Vietnam: Concerns raised over raw material availability

Concerns have been raise over the rapid increase in wood chip production and export which, say analysts, could threaten raw material availability for the domestic solid wood processing industry. In response the authorities in Quang Nam Province are seeking the development of technical standards for forest management and harvesting for chip plantations.

In Quang Nam Province there are about 200,000 ha of plantations, mainly acacia. Most of this area is of small scale household plots and harvesting is done when the trees are around 3-4 years old. The harvested timber is chipped and shipped to China from Dung Quat Port.

Currently Quang Nam harvests about 1 million tonnes of acacia annually. There are 16 chip processing plants in the Province but there are fears that the local supply will soon be insufficient and that the chip mills will turn to neighboring provinces such as Da Nang and Quang Ngai.

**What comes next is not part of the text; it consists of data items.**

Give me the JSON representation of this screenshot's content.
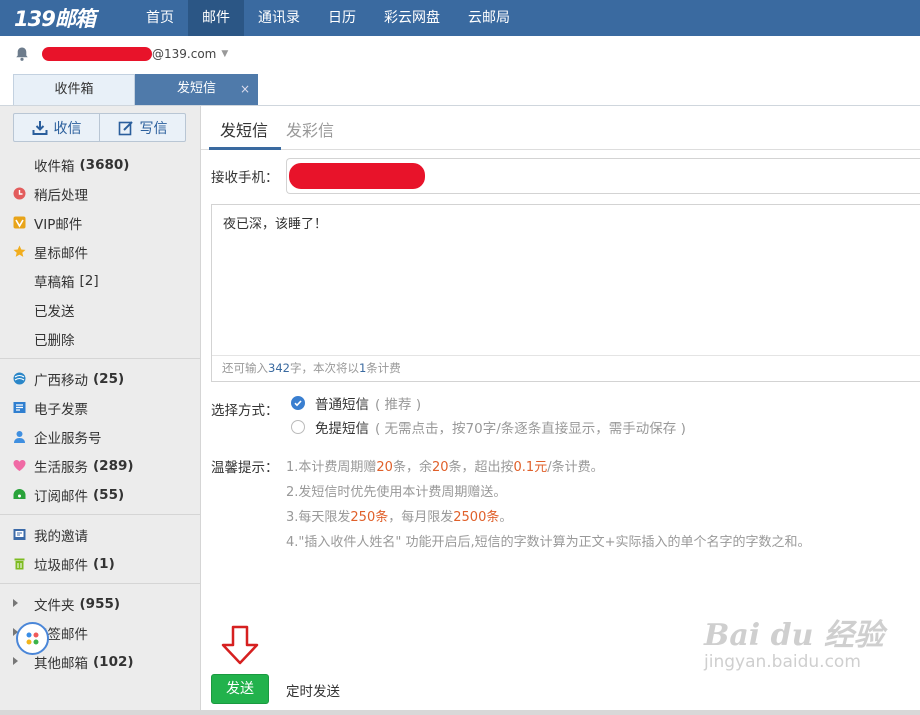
{
  "brand": {
    "logo": "139邮箱"
  },
  "nav": [
    "首页",
    "邮件",
    "通讯录",
    "日历",
    "彩云网盘",
    "云邮局"
  ],
  "account": {
    "domain": "@139.com"
  },
  "tabs": {
    "inbox": "收件箱",
    "sms": "发短信",
    "close": "×"
  },
  "sidebar": {
    "receive": "收信",
    "write": "写信",
    "items": [
      {
        "label": "收件箱",
        "count": "(3680)"
      },
      {
        "label": "稍后处理"
      },
      {
        "label": "VIP邮件"
      },
      {
        "label": "星标邮件"
      },
      {
        "label": "草稿箱",
        "count": "[2]"
      },
      {
        "label": "已发送"
      },
      {
        "label": "已删除"
      }
    ],
    "items2": [
      {
        "label": "广西移动",
        "count": "(25)"
      },
      {
        "label": "电子发票"
      },
      {
        "label": "企业服务号"
      },
      {
        "label": "生活服务",
        "count": "(289)"
      },
      {
        "label": "订阅邮件",
        "count": "(55)"
      }
    ],
    "items3": [
      {
        "label": "我的邀请"
      },
      {
        "label": "垃圾邮件",
        "count": "(1)"
      }
    ],
    "items4": [
      {
        "label": "文件夹",
        "count": "(955)"
      },
      {
        "label": "标签邮件"
      },
      {
        "label": "其他邮箱",
        "count": "(102)"
      }
    ]
  },
  "compose": {
    "tab_sms": "发短信",
    "tab_mms": "发彩信",
    "recipient_label": "接收手机：",
    "message": "夜已深，该睡了！",
    "counter": {
      "prefix": "还可输入",
      "remaining": "342",
      "middle": "字，本次将以",
      "msgs": "1",
      "suffix": "条计费"
    },
    "method_label": "选择方式：",
    "method_normal": "普通短信",
    "method_normal_note": "( 推荐 )",
    "method_free": "免提短信",
    "method_free_note": "( 无需点击，按70字/条逐条直接显示，需手动保存 )",
    "tips_label": "温馨提示：",
    "tip1": {
      "a": "1.本计费周期赠",
      "b": "20",
      "c": "条，余",
      "d": "20",
      "e": "条，超出按",
      "f": "0.1元",
      "g": "/条计费。"
    },
    "tip2": "2.发短信时优先使用本计费周期赠送。",
    "tip3": {
      "a": "3.每天限发",
      "b": "250条",
      "c": "，每月限发",
      "d": "2500条",
      "e": "。"
    },
    "tip4": "4.\"插入收件人姓名\" 功能开启后,短信的字数计算为正文+实际插入的单个名字的字数之和。",
    "send": "发送",
    "schedule": "定时发送"
  },
  "watermark": {
    "main": "Bai du 经验",
    "sub": "jingyan.baidu.com"
  },
  "colors": {
    "nav": "#3a6aa0",
    "send": "#22b24c",
    "highlight": "#e0602a",
    "redaction": "#e8132a"
  }
}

Analysts point out that local raw material suppliers could be vulnerable should China introduce restrictions on imports.

There are more than 100 major wood processing plants In Binh Dinh and they are exporting to over 80 countries and territories. The wood processing sector contributes a lot to provincial development but companies are finding it a problem to secure raw materials,

Every year local manufacturers import more than 200,000 cu.m of wood raw materials of which sawnwood accounts for around 85% with the balance being logs and composite panels.

According to the Department of Industry and Trade, in the first 9 months of this year, the Province’s wood furniture manufacturing industry index rose by nearly 7% year on year and the index for ‘other’ wood products jumped around 27%. In the same period furniture exports reached over US$340 million, up 20% over the same period last year and accounting for 51% of the total exports of the province.

Mr. Le Minh Thien, Chairman of Binh Dinh Timber and Forest Products Association, said “despite the high export growth rates, the production of export wood processing enterprises in the province faced many difficulties in raw materials supplies. The local producers and exporters had to import more than 80% of raw wood materials with many risks about legality and origins”.

He pointed out that under these circumstances it is very challenging to manage production costs and maintain competitiveness in the global market.

In responding to these comments Ngo Van Tong, Director of Department of Industry and Trade, said there are plans develop large scale timber plantations forests in the province by 2025 to meet 50% of raw wood materials demand for the province’s wood processing industry.

Investments in plantations would continue until they are contributing around 80% of the raw material requirements of factories in the province.